The park administration neither took action against the guilty who deliberately dried up the trees nor managed the dried up Sal trees. If the dried up trees are not managed soon, such precious wood will be decayed, stolen or smuggled, say conservationists. The government can earn millions of rupees just by selling the dried up Sal trees.
“I was informed about the drying up of the Sal trees in Hanumanjhula area which borders Parsa's Thori Rural Municipality. I am yet to make a field visit to inspect the trees and their condition,” said Haribhadra Acharya, chief conservation officer of Chitwan National Park. He suspected that the encroachers peeled off the bark of the trees with the intention of expanding farmland.
“Such a huge number of trees could not have dried up at the same time in the same area. It is a suspicious issue,” said Acharya, adding that it adversely affects the environment. He, however, admitted that the park administration failed to investigate the issue and take legal action.

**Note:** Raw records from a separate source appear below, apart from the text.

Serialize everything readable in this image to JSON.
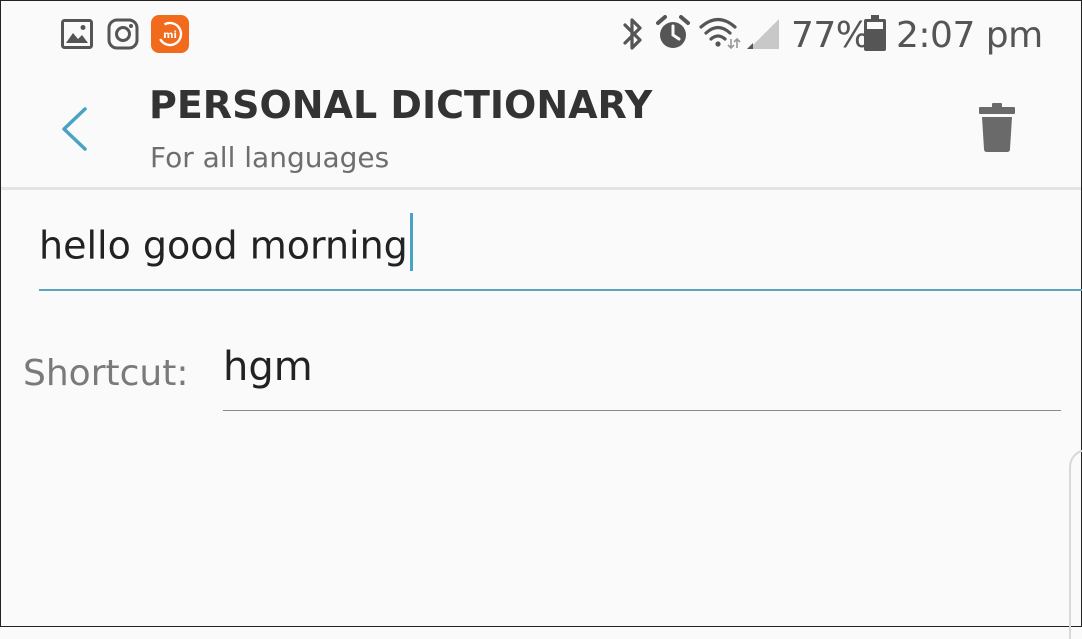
{
  "status_bar": {
    "notification_icons": [
      "gallery-icon",
      "instagram-icon",
      "mi-app-icon"
    ],
    "system_icons": [
      "bluetooth-icon",
      "alarm-icon",
      "wifi-icon",
      "signal-icon",
      "battery-icon"
    ],
    "battery_percent": "77%",
    "time": "2:07 pm",
    "mi_icon_color": "#f26a1b"
  },
  "app_bar": {
    "title": "PERSONAL DICTIONARY",
    "subtitle": "For all languages",
    "back_icon": "chevron-left-icon",
    "delete_icon": "trash-icon",
    "accent_color": "#4aa3c2"
  },
  "form": {
    "word_value": "hello good morning",
    "shortcut_label": "Shortcut:",
    "shortcut_value": "hgm"
  }
}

The park administration also failed to manage the dried up trees. According to Acharya, the national park administration cannot cut or sell such dried trees. “Such dried up trees inside the national park can be managed only after the decision of the Council of Ministers,” said Acharya, adding that process is on to write the centre for the permission to manage those dried up Sal trees.
People in the buffer zone area across the nation are found drying up the trees by removing the barks which is known as girdling. Once the bark is removed off trees, the connection between the roots and the leaves is interrupted and the flow of neutrinos and water reaching the tree from the ground through the root is blocked and the tree starts to dry.
The local people in Hanumanjhula are reluctant to comment about the issue. Bina Pathak, a ward member and executive member of Madi Municipality, said she has been observing that more trees have dried up in the past two years.
The villagers in Hanumanjhula, which has nearly 900 households, do not have land ownership certificates till now. Most of the people who migrated from Makwanpur and Chitwan have been living in the area for about 30 years by encroaching the park’s forest area.
“All the trees which were dried up and died there have only one similarity which is that all the tree’s barks have been removed,” Pathak said. “Suspicion has also arisen that the locals might have been doing this knowingly. Along with the park, the ward official has also been investigating this issue. There is no proper evidence or witness but it has come to my notice that locals have been smuggling dried Sal trees for money.”
Residents of neighbouring Parsa's Thori Rural Municipality say that the trees have dried in a particular way because the locals want to remove the trees from their settlement and from the field in order to expand their settlement and farm.
“Most of the Sal trees in the middle of the village are drying up,” said Sarki Lama, a local of Thori. “While it may be natural for one or two trees to dry up, the fact that many have simultaneously seen the same fate is certainly suspicious.”